Nur 16 Wochen nach der Gründung meldet xchannels.ai internationalen Erfolg bei der Kundengewinnung. Das von Ashley Zvaniashvili und Isabell Claus geführte Unternehmen mit Sitz in Wien baut eine KI-gestützte Plattform zur automatisierten Erstellung und Distribution von Marketing-Content über Social Media, Presseportale und Webseiten hinweg. Das Ziel: Marken auch in KI-Suchsystemen wie ChatGPT und Perplexity sichtbar zu machen.

Acht Länder, 50 Kund:innen

Seit der Gründung im April 2026 hat das Marketing-Startup sein Angebot auf acht Länder ausgerollt: Deutschland, Österreich, der Schweiz, Luxemburg, Irland, Frankreich, Rumänien und Ungarn. Laut Mitgründerin Isabell Claus nutzen mittlerweile rund 50 Unternehmen die Plattform, von größeren Organisationen bis hin zu Startups sei alles dabei.

Ein Großkunde als Ausgangspunkt

Den Ausgangspunkt der internationalen Präsenz bildet laut Claus ein einzelner Großkunde: „Wir haben ursprünglich mal angefangen mit einem Unternehmen, das in 34 Ländermärkten aktiv ist, und davon haben wir sukzessive einige schon übernommen“, so Claus im Gespräch mit brutkasten. Weitere Standorte dieses Kunden sollen demnach folgen.

Weil xchannels.ai dadurch von Beginn an mit unterschiedlichen Sprachen und kulturellen Besonderheiten arbeiten musste, sei die Erschließung weiterer Märkte in der Folge leichter gefallen, erklärt die Gründerin.

Wachstum über Partnerschaften

Für weiteres Wachstum setzt das Gründerinnenteam laut Claus zunehmend auf Partnerschaften statt auf Einzelakquise. Ein Beispiel ist die Kooperation mit der Deutschen Telekom, über die brutkasten bereits berichtete. „Wir wollen mit Partnern schneller wachsen, als jedes einzelne Unternehmen direkt bei uns anzubinden und zu gewinnen“, meint Claus. Über Partner sollen sich künftig größere Kundengruppen aus einer Region gleichzeitig erschließen lassen.

Standorte in London und New York geplant

Aktuell beschäftigt das Startup laut eigenen Angaben acht Vollzeitmitarbeitende, verteilt auf Wien und Berlin. Die Aufgaben sind zwischen den Gründerinnen geteilt: Mitgründerin Ashley Zvaniashvili leitet die technischen Themen und die App-Entwicklung, Claus selbst kümmert sich um Business-Development, große Partnerschaften und die internationale Expansion.
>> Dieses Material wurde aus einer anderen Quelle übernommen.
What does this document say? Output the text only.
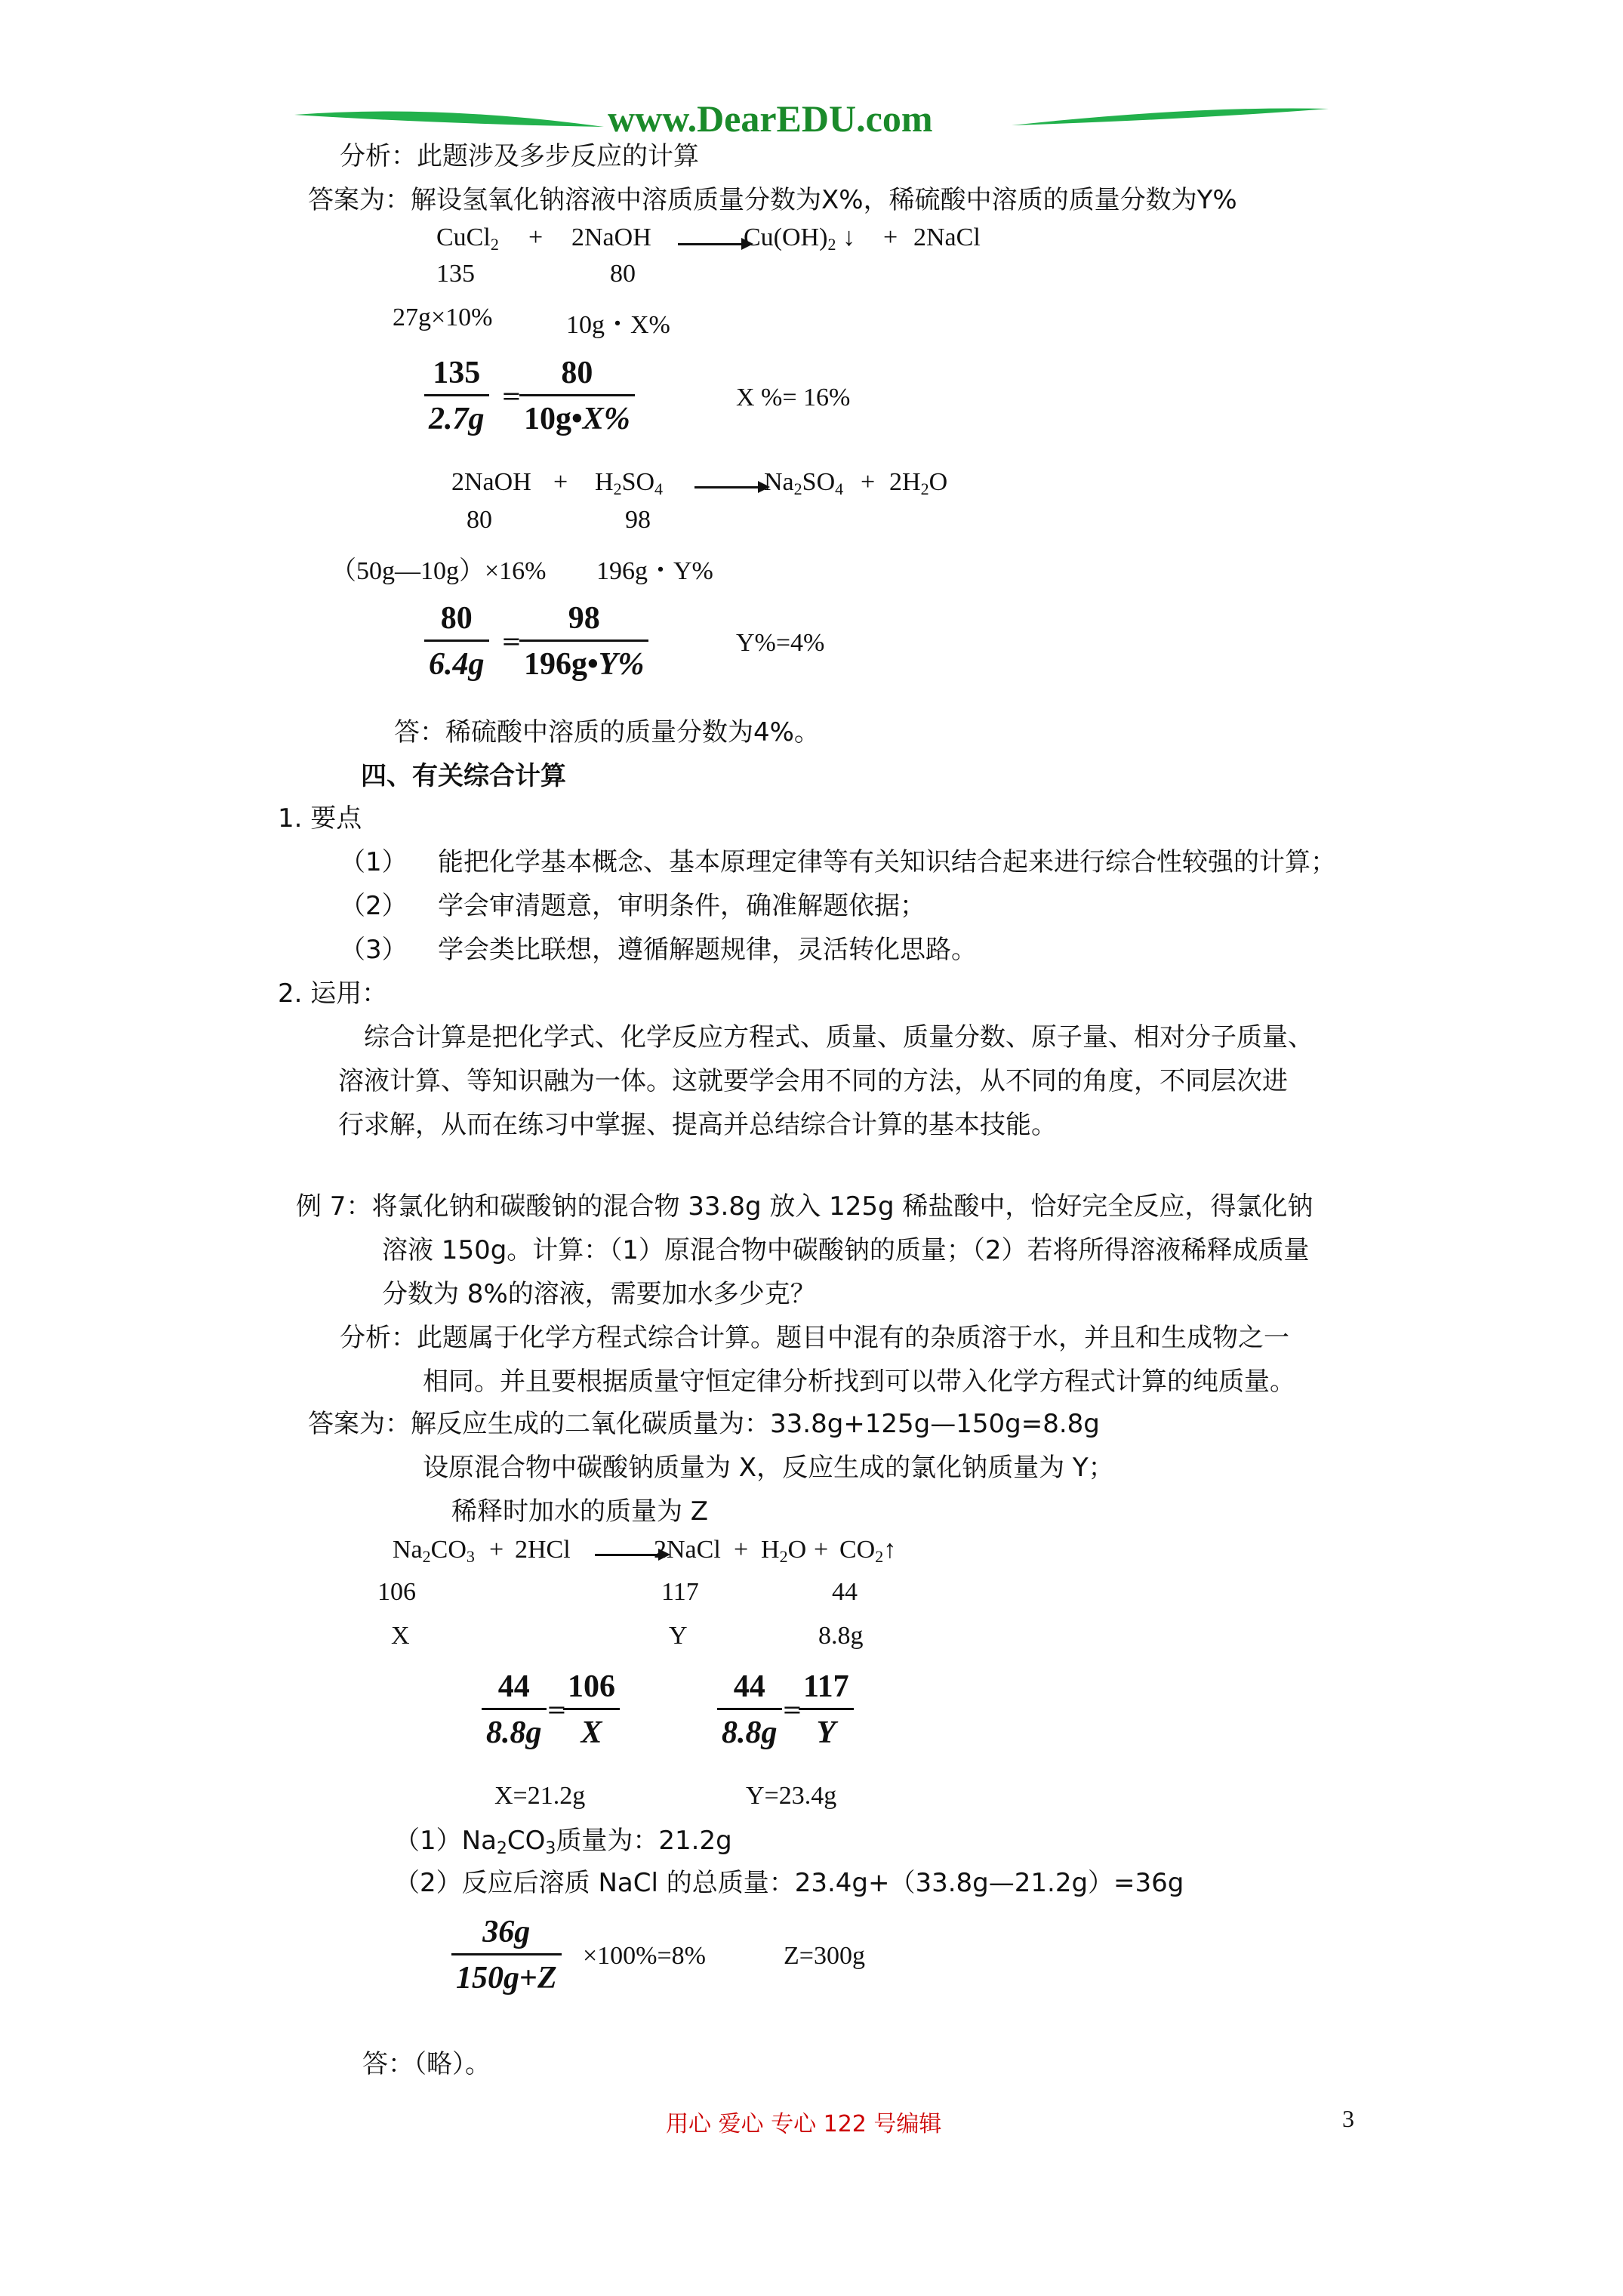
www.DearEDU.com
分析：此题涉及多步反应的计算
答案为：解设氢氧化钠溶液中溶质质量分数为X%，稀硫酸中溶质的质量分数为Y%
CuCl$_2$ + 2NaOH	$Cu(OH)_2$ ↓ + 2NaCl
135	80
27g×10%	10g・X%
$\frac{135}{2.7g}$ =
$\frac{80}{10g•X\%}$	X %= 16%
2NaOH + $H_2SO_4$	$Na_2SO_4 + 2H_2O$
80	98
（50g—10g）×16% 196g・Y%
$\frac{80}{6.4g}$ =
$\frac{98}{196g•Y\%}$	Y%=4%
答：稀硫酸中溶质的质量分数为4%。
四、有关综合计算
1. 要点
（1） 能把化学基本概念、基本原理定律等有关知识结合起来进行综合性较强的计算；
（2） 学会审清题意，审明条件，确准解题依据；
（3） 学会类比联想，遵循解题规律，灵活转化思路。
2. 运用：
综合计算是把化学式、化学反应方程式、质量、质量分数、原子量、相对分子质量、
溶液计算、等知识融为一体。这就要学会用不同的方法，从不同的角度，不同层次进
行求解，从而在练习中掌握、提高并总结综合计算的基本技能。
例 7：将氯化钠和碳酸钠的混合物 33.8g 放入 125g 稀盐酸中，恰好完全反应，得氯化钠
溶液 150g。计算：（1）原混合物中碳酸钠的质量；（2）若将所得溶液稀释成质量
分数为 8%的溶液，需要加水多少克？
分析：此题属于化学方程式综合计算。题目中混有的杂质溶于水，并且和生成物之一
相同。并且要根据质量守恒定律分析找到可以带入化学方程式计算的纯质量。
答案为：解反应生成的二氧化碳质量为：33.8g+125g—150g=8.8g
设原混合物中碳酸钠质量为 X，反应生成的氯化钠质量为 Y；
稀释时加水的质量为 Z
$Na_2CO_3 + 2HCl$	2NaCl + $H_2O$ + $CO_2↑$
106	117	44
X	Y	8.8g
$\frac{44}{8.8g}$ =
$\frac{106}{X}$	$\frac{44}{8.8g}$ =
$\frac{117}{Y}$
X=21.2g	Y=23.4g
$(1)Na_2CO_3$质量为：21.2g
（2）反应后溶质 NaCl 的总质量：23.4g+（33.8g—21.2g）=36g
$\frac{36g}{150g+Z} \times 100\%=8\%$	Z=300g
答：（略）。
用心 爱心 专心 122 号编辑	3
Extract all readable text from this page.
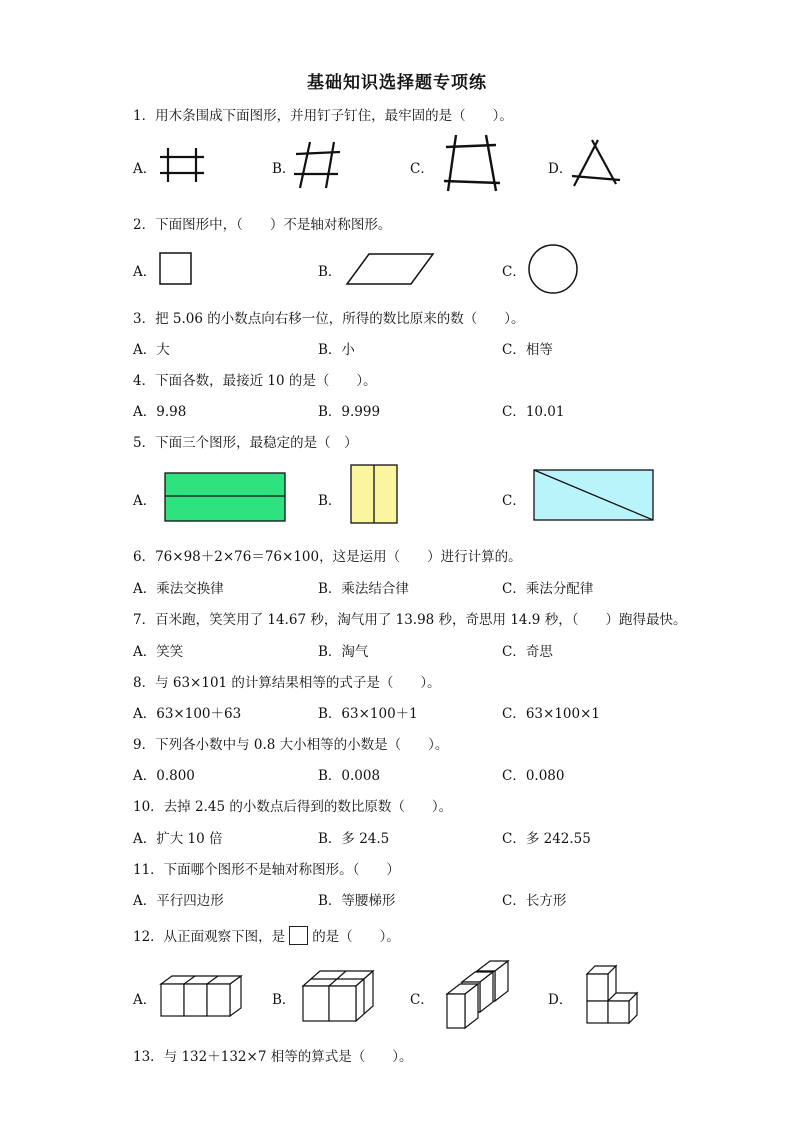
基础知识选择题专项练
1．用木条围成下面图形，并用钉子钉住，最牢固的是（　　）。
A．	B．	C．	D．
2．下面图形中，（　　）不是轴对称图形。
A．	B．	C．
3．把 5.06 的小数点向右移一位，所得的数比原来的数（　　）。
A．大	B．小	C．相等
4．下面各数，最接近 10 的是（　　）。
A．9.98	B．9.999	C．10.01
5．下面三个图形，最稳定的是（　）
A．	B．	C．
6．76×98＋2×76＝76×100，这是运用（　　）进行计算的。
A．乘法交换律	B．乘法结合律	C．乘法分配律
7．百米跑，笑笑用了 14.67 秒，淘气用了 13.98 秒，奇思用 14.9 秒，（　　）跑得最快。
A．笑笑	B．淘气	C．奇思
8．与 63×101 的计算结果相等的式子是（　　）。
A．63×100＋63	B．63×100＋1	C．63×100×1
9．下列各小数中与 0.8 大小相等的小数是（　　）。
A．0.800	B．0.008	C．0.080
10．去掉 2.45 的小数点后得到的数比原数（　　）。
A．扩大 10 倍	B．多 24.5	C．多 242.55
11．下面哪个图形不是轴对称图形。（　　）
A．平行四边形	B．等腰梯形	C．长方形
12．从正面观察下图，是 的是（　　）。
A．	B．	C．	D．
13．与 132＋132×7 相等的算式是（　　）。
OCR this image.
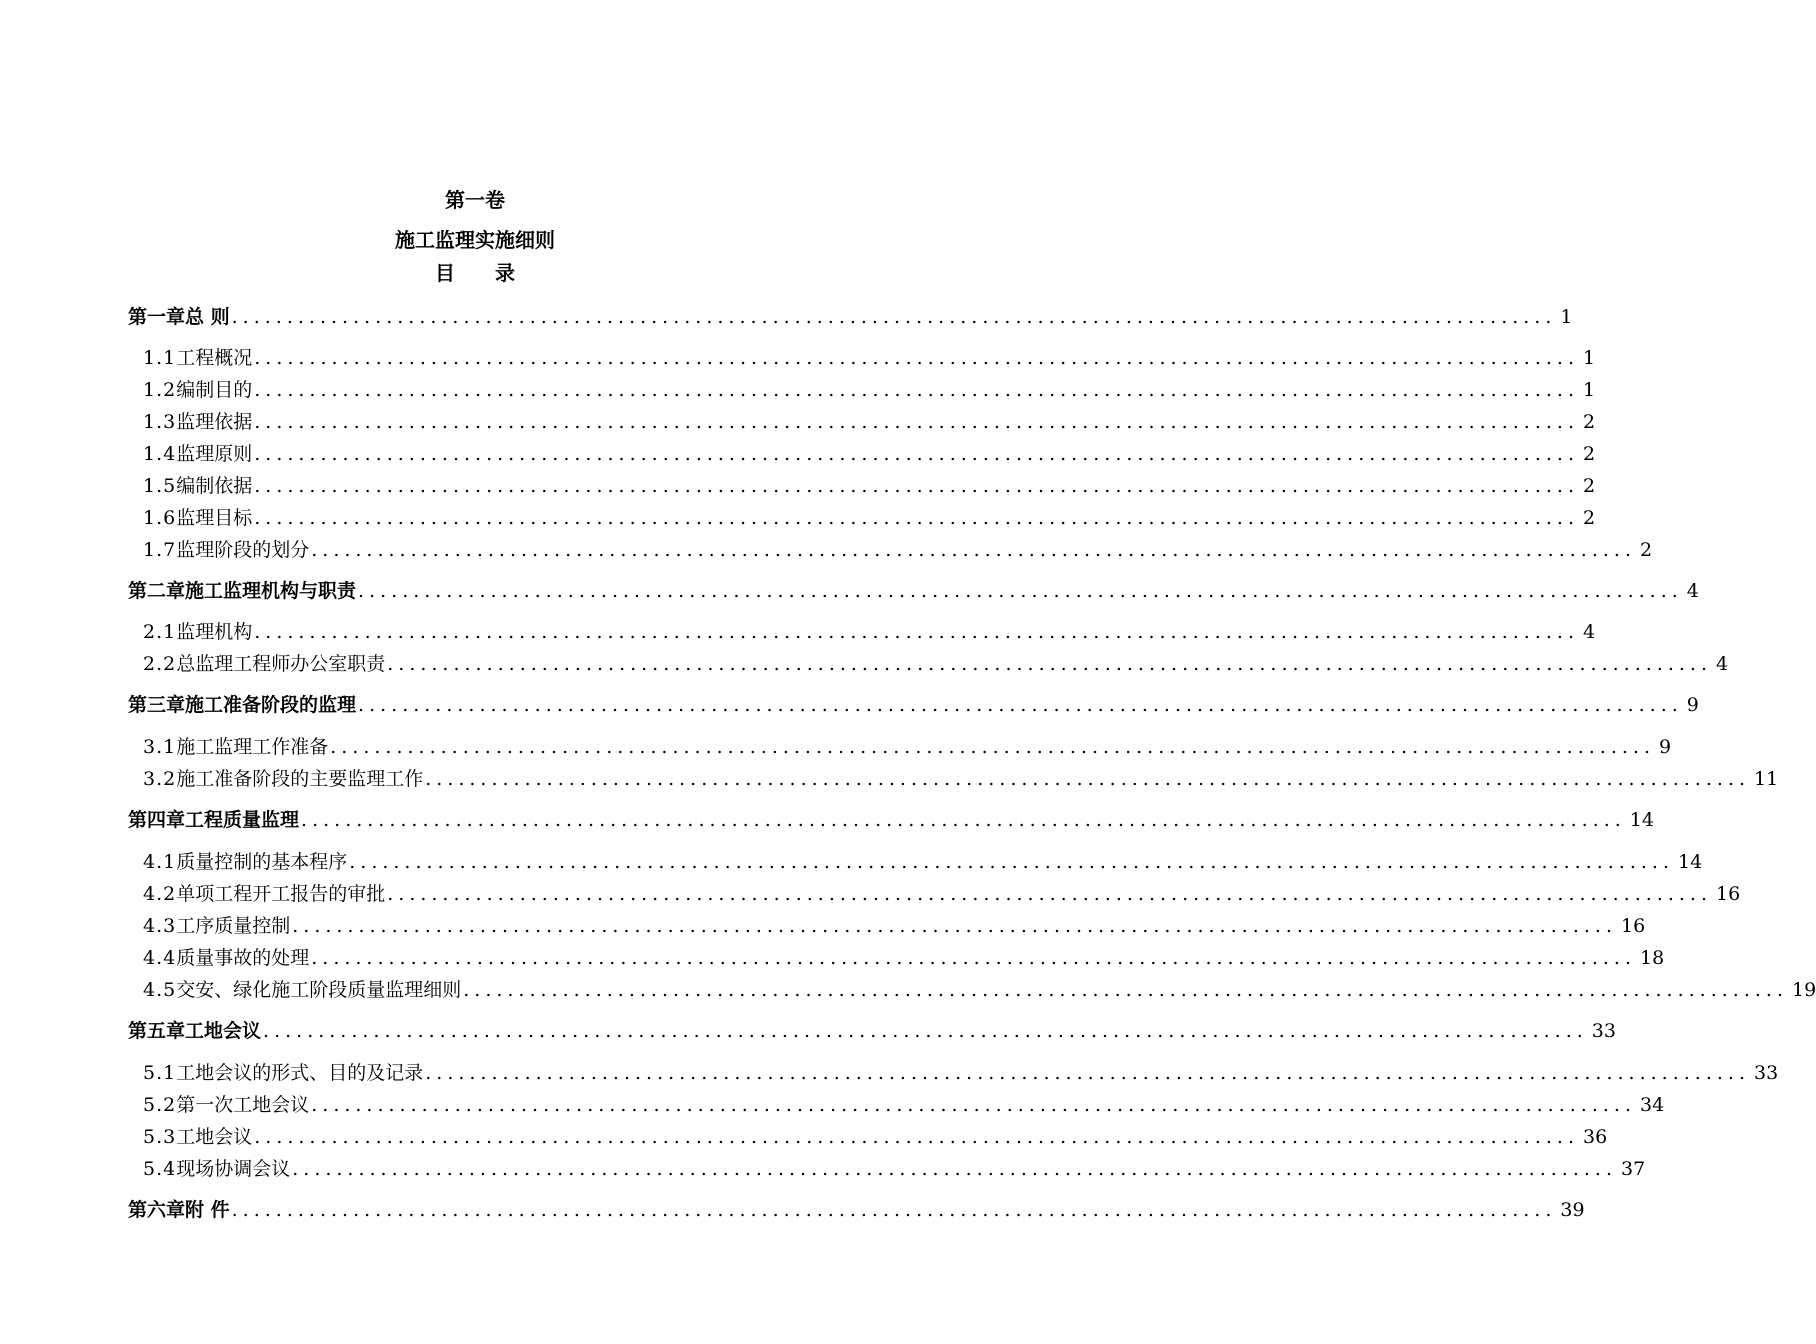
第一卷
施工监理实施细则
目　　录
第一章 总 则 ........................................................................................................................ 1
1.1 工程概况 ........................................................................................................................ 1
1.2 编制目的 ........................................................................................................................ 1
1.3 监理依据 ........................................................................................................................ 2
1.4 监理原则 ........................................................................................................................ 2
1.5 编制依据 ........................................................................................................................ 2
1.6 监理目标 ........................................................................................................................ 2
1.7 监理阶段的划分 ........................................................................................................................ 2
第二章 施工监理机构与职责 ........................................................................................................................ 4
2.1 监理机构 ........................................................................................................................ 4
2.2 总监理工程师办公室职责 ........................................................................................................................ 4
第三章 施工准备阶段的监理 ........................................................................................................................ 9
3.1 施工监理工作准备 ........................................................................................................................ 9
3.2 施工准备阶段的主要监理工作 ........................................................................................................................ 11
第四章 工程质量监理 ........................................................................................................................ 14
4.1 质量控制的基本程序 ........................................................................................................................ 14
4.2 单项工程开工报告的审批 ........................................................................................................................ 16
4.3 工序质量控制 ........................................................................................................................ 16
4.4 质量事故的处理 ........................................................................................................................ 18
4.5 交安、绿化施工阶段质量监理细则 ........................................................................................................................ 19
第五章 工地会议 ........................................................................................................................ 33
5.1 工地会议的形式、目的及记录 ........................................................................................................................ 33
5.2 第一次工地会议 ........................................................................................................................ 34
5.3 工地会议 ........................................................................................................................ 36
5.4 现场协调会议 ........................................................................................................................ 37
第六章 附 件 ........................................................................................................................ 39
Wie diese Expansion aussehen soll, ist bereits klar skizziert: Die für London und New York angekündigten Standorte sollen laut Claus reale Büros werden, keine rein virtuelle Präsenz: „Wir waren jetzt recht oft in London, und das ist schon nochmal ein anderes Klima – da geht es darum, die Netzwerke vor Ort zu stärken“, erklärt sie. In den Städten sollen dafür in erster Linie Relations- und Partnership-Positionen entstehen, während der Kern des Unternehmens in Wien bleibt.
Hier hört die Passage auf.